I2B2 Clinical Notes Tagging

Clinical Natural Language Processing helps in identifying salient information from clinical notes. Here, we have trained a neural network model on the i2b2: Informatics for Integrating Biology and the Bedside dataset.This dataset has manual annotation for the problems identified, the treatments and tests suggested.

>> from sciwing.models.i2b2 import I2B2NER

>> i2b2ner = I2B2NER()

>> i2b2ner.predict_for_text("Chest x - ray showed no evidency of cardiomegaly")

Extracting Abstracts

You can extract the abstracts from pdf files or abstracts from a folder containing pdf files.

>> from sciwing.models.sectlabel import SectLabel

>> sectlabel = SectLabel()

# extract abstract for file
>> sectlabel.extract_abstract_for_file("/path/to/pdf/file")

# extract abstract for all the files in the folder
>> sectlabel.extract_abstract_for_folder("/path/to/folder")

Identifying Different Logical Sections

Identifying different logical sections of the model is a fundamental task in scientific document processing. The SectLabel model of SciWING is used to obtain information about different sections of a research article.

SectLabel can label every line of the document to one of many different labels like title, author, bodyText etc. which can then be used for many other down-stream applications.

>> from sciwing.models.sectlabel import SectLabel

>> sectlabel = SectLabel()

# label all the lines in a document
>> sectlabel.predict_for_file("/path/to/pdf")

You can also get the abstract, section headers and the embedded refernces in the document using the same model as follows

>> from sciwing.models.sectlabel import SectLabel

>> sectlabel = SectLabel()

>> sectlabel.predict_for_file("/path/to/pdf")

>> info = sectlabel.extract_all_info("/path/to/pdf")

>> abstract = info["abstract"]

>> section_headers = info["section_headers"]

>> references = info["references]

Normalising Section Headers

Different research paper use different section headers. However, in order to identify the logical flow of a research paper, it would be helpful, if we could normalize the different section headers to a pre-defined set of headers.
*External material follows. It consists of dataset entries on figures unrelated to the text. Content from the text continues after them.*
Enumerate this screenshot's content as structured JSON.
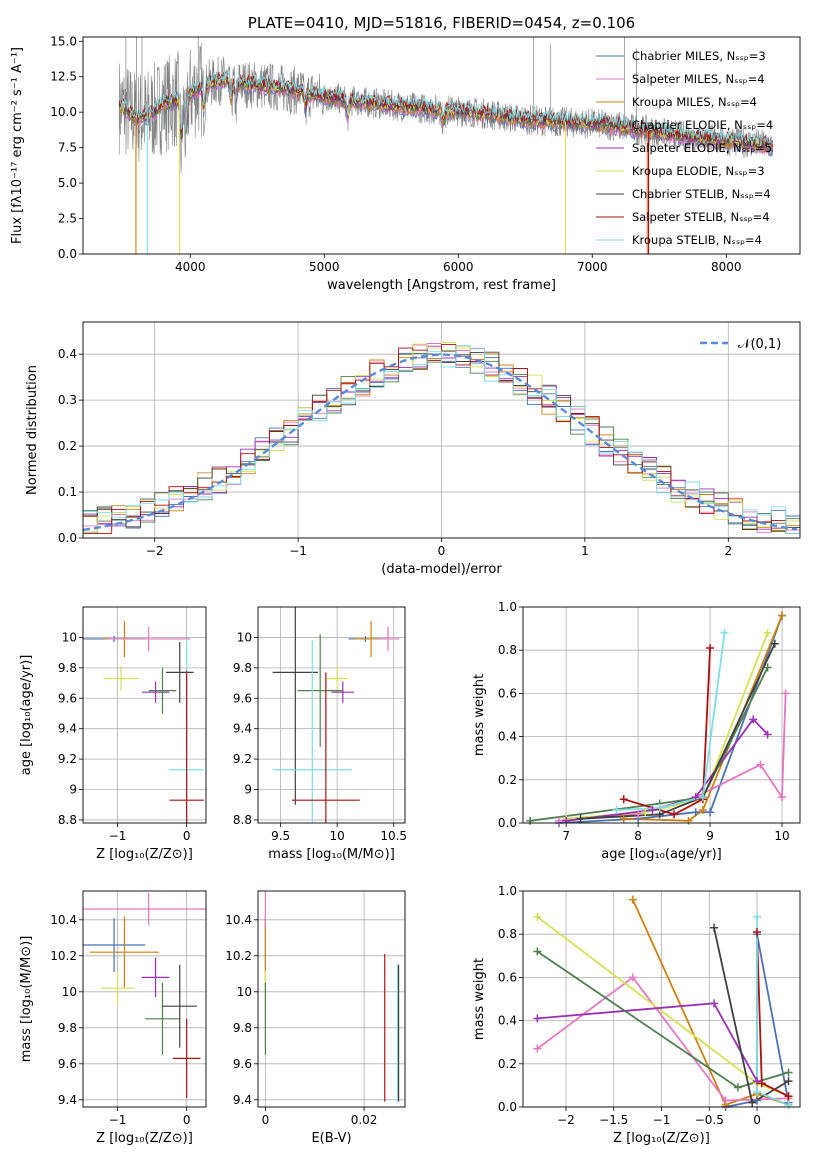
{
  "chart_data": [
    {
      "id": "spectrum",
      "type": "line",
      "title": "PLATE=0410, MJD=51816, FIBERID=0454, z=0.106",
      "xlabel": "wavelength [Angstrom, rest frame]",
      "ylabel": "Flux [fλ10⁻¹⁷ erg cm⁻² s⁻¹ A⁻¹]",
      "xlim": [
        3200,
        8550
      ],
      "ylim": [
        0,
        15.3
      ],
      "xticks": [
        4000,
        5000,
        6000,
        7000,
        8000
      ],
      "yticks": [
        0.0,
        2.5,
        5.0,
        7.5,
        10.0,
        12.5,
        15.0
      ],
      "grid": false,
      "legend_position": "top-right",
      "observed_color": "#808080",
      "continuum": {
        "x": [
          3470,
          3600,
          3700,
          3800,
          3950,
          4100,
          4250,
          4400,
          4600,
          4800,
          5000,
          5200,
          5400,
          5600,
          5800,
          6000,
          6200,
          6400,
          6600,
          6800,
          7000,
          7200,
          7400,
          7600,
          7800,
          8000,
          8200,
          8350
        ],
        "y": [
          10.5,
          9.6,
          9.8,
          10.6,
          11.0,
          11.9,
          12.3,
          12.0,
          11.8,
          11.5,
          11.1,
          10.8,
          10.6,
          10.4,
          10.2,
          10.1,
          9.9,
          9.6,
          9.4,
          9.3,
          9.2,
          9.0,
          8.7,
          8.4,
          8.2,
          8.0,
          7.8,
          7.6
        ]
      },
      "series": [
        {
          "name": "Chabrier MILES, Nₛₛₚ=3",
          "color": "#4c72b0"
        },
        {
          "name": "Salpeter MILES, Nₛₛₚ=4",
          "color": "#e377c2"
        },
        {
          "name": "Kroupa MILES, Nₛₛₚ=4",
          "color": "#c98310"
        },
        {
          "name": "Chabrier ELODIE, Nₛₛₚ=4",
          "color": "#4f7f4f"
        },
        {
          "name": "Salpeter ELODIE, Nₛₛₚ=5",
          "color": "#9b30b5"
        },
        {
          "name": "Kroupa ELODIE, Nₛₛₚ=3",
          "color": "#d4e157"
        },
        {
          "name": "Chabrier STELIB, Nₛₛₚ=4",
          "color": "#404040"
        },
        {
          "name": "Salpeter STELIB, Nₛₛₚ=4",
          "color": "#aa1010"
        },
        {
          "name": "Kroupa STELIB, Nₛₛₚ=4",
          "color": "#7fdde6"
        }
      ]
    },
    {
      "id": "residuals",
      "type": "histogram",
      "xlabel": "(data-model)/error",
      "ylabel": "Normed distribution",
      "xlim": [
        -2.5,
        2.5
      ],
      "ylim": [
        0,
        0.47
      ],
      "xticks": [
        -2,
        -1,
        0,
        1,
        2
      ],
      "yticks": [
        0.0,
        0.1,
        0.2,
        0.3,
        0.4
      ],
      "grid": true,
      "bin_width": 0.1,
      "legend_position": "top-right",
      "reference_curve": {
        "name": "𝒩(0,1)",
        "color": "#5b8bd6",
        "mu": 0,
        "sigma": 1
      }
    },
    {
      "id": "age-vs-Z",
      "type": "scatter",
      "xlabel": "Z [log₁₀(Z/Z⊙)]",
      "ylabel": "age  [log₁₀(age/yr)]",
      "xlim": [
        -1.5,
        0.28
      ],
      "ylim": [
        8.78,
        10.2
      ],
      "xticks": [
        -1,
        0
      ],
      "yticks": [
        8.8,
        9.0,
        9.2,
        9.4,
        9.6,
        9.8,
        10.0
      ],
      "grid": true,
      "points": [
        {
          "x": -1.05,
          "y": 9.99,
          "xerr": 0.45,
          "yerr": 0.02,
          "color": "#4c72b0"
        },
        {
          "x": -0.9,
          "y": 9.99,
          "xerr": 0.3,
          "yerr": 0.12,
          "color": "#c98310"
        },
        {
          "x": -0.55,
          "y": 9.99,
          "xerr": 0.6,
          "yerr": 0.08,
          "color": "#e377c2"
        },
        {
          "x": -0.95,
          "y": 9.73,
          "xerr": 0.25,
          "yerr": 0.08,
          "color": "#d4e157"
        },
        {
          "x": -0.45,
          "y": 9.64,
          "xerr": 0.2,
          "yerr": 0.07,
          "color": "#9b30b5"
        },
        {
          "x": -0.35,
          "y": 9.65,
          "xerr": 0.2,
          "yerr": 0.15,
          "color": "#4f7f4f"
        },
        {
          "x": -0.1,
          "y": 9.77,
          "xerr": 0.2,
          "yerr": 0.2,
          "color": "#404040"
        },
        {
          "x": 0.0,
          "y": 9.13,
          "xerr": 0.25,
          "yerr": 0.85,
          "color": "#7fdde6"
        },
        {
          "x": 0.0,
          "y": 8.93,
          "xerr": 0.25,
          "yerr": 0.85,
          "color": "#aa1010"
        }
      ]
    },
    {
      "id": "age-vs-mass",
      "type": "scatter",
      "xlabel": "mass [log₁₀(M/M⊙)]",
      "ylabel": "",
      "xlim": [
        9.3,
        10.6
      ],
      "ylim": [
        8.78,
        10.2
      ],
      "xticks": [
        9.5,
        10.0,
        10.5
      ],
      "yticks": [
        8.8,
        9.0,
        9.2,
        9.4,
        9.6,
        9.8,
        10.0
      ],
      "grid": true,
      "points": [
        {
          "x": 10.25,
          "y": 9.99,
          "xerr": 0.15,
          "yerr": 0.02,
          "color": "#4c72b0"
        },
        {
          "x": 10.3,
          "y": 9.99,
          "xerr": 0.15,
          "yerr": 0.12,
          "color": "#c98310"
        },
        {
          "x": 10.45,
          "y": 9.99,
          "xerr": 0.1,
          "yerr": 0.08,
          "color": "#e377c2"
        },
        {
          "x": 10.0,
          "y": 9.73,
          "xerr": 0.1,
          "yerr": 0.08,
          "color": "#d4e157"
        },
        {
          "x": 10.05,
          "y": 9.64,
          "xerr": 0.1,
          "yerr": 0.07,
          "color": "#9b30b5"
        },
        {
          "x": 9.85,
          "y": 9.65,
          "xerr": 0.2,
          "yerr": 0.37,
          "color": "#4f7f4f"
        },
        {
          "x": 9.63,
          "y": 9.77,
          "xerr": 0.2,
          "yerr": 0.87,
          "color": "#404040"
        },
        {
          "x": 9.78,
          "y": 9.13,
          "xerr": 0.35,
          "yerr": 0.85,
          "color": "#7fdde6"
        },
        {
          "x": 9.9,
          "y": 8.93,
          "xerr": 0.3,
          "yerr": 0.84,
          "color": "#aa1010"
        }
      ]
    },
    {
      "id": "weight-vs-age",
      "type": "line",
      "xlabel": "age  [log₁₀(age/yr)]",
      "ylabel": "mass weight",
      "xlim": [
        6.4,
        10.25
      ],
      "ylim": [
        0,
        1.0
      ],
      "xticks": [
        7,
        8,
        9,
        10
      ],
      "yticks": [
        0.0,
        0.2,
        0.4,
        0.6,
        0.8,
        1.0
      ],
      "grid": true,
      "series": [
        {
          "color": "#4c72b0",
          "x": [
            6.9,
            8.0,
            8.8,
            9.0,
            10.0
          ],
          "y": [
            0.0,
            0.02,
            0.05,
            0.05,
            0.96
          ]
        },
        {
          "color": "#c98310",
          "x": [
            7.8,
            8.7,
            8.9,
            10.0
          ],
          "y": [
            0.02,
            0.01,
            0.06,
            0.96
          ]
        },
        {
          "color": "#e377c2",
          "x": [
            6.9,
            8.0,
            8.8,
            9.7,
            10.0,
            10.05
          ],
          "y": [
            0.01,
            0.04,
            0.12,
            0.27,
            0.12,
            0.6
          ]
        },
        {
          "color": "#d4e157",
          "x": [
            7.0,
            8.1,
            8.9,
            9.8
          ],
          "y": [
            0.02,
            0.05,
            0.11,
            0.88
          ]
        },
        {
          "color": "#9b30b5",
          "x": [
            7.0,
            8.2,
            8.8,
            9.6,
            9.8
          ],
          "y": [
            0.01,
            0.06,
            0.12,
            0.48,
            0.41
          ]
        },
        {
          "color": "#4f7f4f",
          "x": [
            6.5,
            8.3,
            8.9,
            9.8
          ],
          "y": [
            0.01,
            0.09,
            0.12,
            0.72
          ]
        },
        {
          "color": "#404040",
          "x": [
            7.2,
            8.3,
            8.9,
            9.9
          ],
          "y": [
            0.02,
            0.04,
            0.12,
            0.83
          ]
        },
        {
          "color": "#aa1010",
          "x": [
            7.8,
            8.5,
            8.9,
            9.0
          ],
          "y": [
            0.11,
            0.04,
            0.11,
            0.81
          ]
        },
        {
          "color": "#7fdde6",
          "x": [
            7.7,
            8.3,
            8.9,
            9.2
          ],
          "y": [
            0.06,
            0.07,
            0.12,
            0.88
          ]
        }
      ]
    },
    {
      "id": "mass-vs-Z",
      "type": "scatter",
      "xlabel": "Z [log₁₀(Z/Z⊙)]",
      "ylabel": "mass [log₁₀(M/M⊙)]",
      "xlim": [
        -1.5,
        0.28
      ],
      "ylim": [
        9.36,
        10.56
      ],
      "xticks": [
        -1,
        0
      ],
      "yticks": [
        9.4,
        9.6,
        9.8,
        10.0,
        10.2,
        10.4
      ],
      "grid": true,
      "points": [
        {
          "x": -1.05,
          "y": 10.26,
          "xerr": 0.45,
          "yerr": 0.15,
          "color": "#4c72b0"
        },
        {
          "x": -0.9,
          "y": 10.22,
          "xerr": 0.5,
          "yerr": 0.2,
          "color": "#c98310"
        },
        {
          "x": -0.55,
          "y": 10.46,
          "xerr": 0.95,
          "yerr": 0.09,
          "color": "#e377c2"
        },
        {
          "x": -1.0,
          "y": 10.02,
          "xerr": 0.25,
          "yerr": 0.09,
          "color": "#d4e157"
        },
        {
          "x": -0.45,
          "y": 10.08,
          "xerr": 0.2,
          "yerr": 0.11,
          "color": "#9b30b5"
        },
        {
          "x": -0.35,
          "y": 9.85,
          "xerr": 0.25,
          "yerr": 0.2,
          "color": "#4f7f4f"
        },
        {
          "x": -0.1,
          "y": 9.92,
          "xerr": 0.25,
          "yerr": 0.23,
          "color": "#404040"
        },
        {
          "x": 0.0,
          "y": 9.63,
          "xerr": 0.2,
          "yerr": 0.22,
          "color": "#aa1010"
        }
      ]
    },
    {
      "id": "mass-vs-EBV",
      "type": "scatter",
      "xlabel": "E(B-V)",
      "ylabel": "",
      "xlim": [
        -0.0015,
        0.0283
      ],
      "ylim": [
        9.36,
        10.56
      ],
      "xticks": [
        0.0,
        0.02
      ],
      "yticks": [
        9.4,
        9.6,
        9.8,
        10.0,
        10.2,
        10.4
      ],
      "grid": true,
      "points": [
        {
          "x": 0.0,
          "y": 10.26,
          "xerr": 0,
          "yerr": 0.16,
          "color": "#4c72b0"
        },
        {
          "x": 0.0,
          "y": 10.22,
          "xerr": 0,
          "yerr": 0.2,
          "color": "#c98310"
        },
        {
          "x": 0.0,
          "y": 10.46,
          "xerr": 0,
          "yerr": 0.1,
          "color": "#e377c2"
        },
        {
          "x": 0.0,
          "y": 10.02,
          "xerr": 0,
          "yerr": 0.1,
          "color": "#d4e157"
        },
        {
          "x": 0.0,
          "y": 9.85,
          "xerr": 0,
          "yerr": 0.2,
          "color": "#4f7f4f"
        },
        {
          "x": 0.0242,
          "y": 9.8,
          "xerr": 0,
          "yerr": 0.41,
          "color": "#aa1010"
        },
        {
          "x": 0.0268,
          "y": 9.77,
          "xerr": 0,
          "yerr": 0.38,
          "color": "#7fdde6"
        },
        {
          "x": 0.027,
          "y": 9.77,
          "xerr": 0,
          "yerr": 0.38,
          "color": "#404040"
        }
      ]
    },
    {
      "id": "weight-vs-Z",
      "type": "line",
      "xlabel": "Z [log₁₀(Z/Z⊙)]",
      "ylabel": "mass weight",
      "xlim": [
        -2.45,
        0.45
      ],
      "ylim": [
        0,
        1.0
      ],
      "xticks": [
        -2.0,
        -1.5,
        -1.0,
        -0.5,
        0.0
      ],
      "yticks": [
        0.0,
        0.2,
        0.4,
        0.6,
        0.8,
        1.0
      ],
      "grid": true,
      "series": [
        {
          "color": "#4c72b0",
          "x": [
            -0.33,
            0.0,
            0.0,
            0.33
          ],
          "y": [
            0.0,
            0.03,
            0.8,
            0.02
          ]
        },
        {
          "color": "#c98310",
          "x": [
            -1.3,
            -0.33,
            0.0,
            0.33
          ],
          "y": [
            0.96,
            0.01,
            0.06,
            0.01
          ]
        },
        {
          "color": "#e377c2",
          "x": [
            -2.3,
            -1.3,
            -0.33,
            0.33
          ],
          "y": [
            0.27,
            0.6,
            0.03,
            0.04
          ]
        },
        {
          "color": "#d4e157",
          "x": [
            -2.3,
            0.0,
            0.33
          ],
          "y": [
            0.88,
            0.11,
            0.05
          ]
        },
        {
          "color": "#9b30b5",
          "x": [
            -2.3,
            -0.45,
            0.0
          ],
          "y": [
            0.41,
            0.48,
            0.12
          ]
        },
        {
          "color": "#4f7f4f",
          "x": [
            -2.3,
            -0.2,
            0.33
          ],
          "y": [
            0.72,
            0.09,
            0.16
          ]
        },
        {
          "color": "#404040",
          "x": [
            -0.45,
            -0.05,
            0.33
          ],
          "y": [
            0.83,
            0.02,
            0.12
          ]
        },
        {
          "color": "#aa1010",
          "x": [
            0.0,
            0.05,
            0.33
          ],
          "y": [
            0.81,
            0.11,
            0.05
          ]
        },
        {
          "color": "#7fdde6",
          "x": [
            0.0,
            0.0,
            0.33
          ],
          "y": [
            0.88,
            0.07,
            0.01
          ]
        }
      ]
    }
  ]
}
This model helps in performing such classifications.

>> from sciwing.models.generic_sect import GenericSect

>> generic_sect = GenericSect()

>> generic_sect.predict_for_text("experiments and results")
## evaluation

Interacting with Models

SciWING allows you to interact with pre-trained models even without writing code. We can interact with all the pre-trained models using command line application. Upon installation, the command sciwing is available to the users. One of the sub-commands is the interact command. Let us see an example

sciwing interact neural-parscit

This will run the inference of the best model on test data and prepare the model for interaction.

Note

The inference time again depends on whether you have a CPU or GPU. By default, we assume that you are running the model on a CPU.

1. See-Confusion-Matrix
2. See-examples-of-Classifications
3. See-prf-table
4. Enter text

1.The first option shows confusion matrix for different classes of Neural ParsCit.

2.The second option shows examples where one class is misclassified as the other. For eg., enter 4 5 to show examples where some tags belonging to class 4 is misclassified as 5

3.The Precision Recall and F-measure for the test dataset is shown along with the macro and micro F-scores.

4.You can enter a reference string and see the results.

PDF Pipelines

Note

Under Construction: This will allow you to provide path to a PDF file and extract all the information with respect to the pdf file. The information includes abstract, title, author, section headers, normalized section headers, embedded references, parses of the references etc.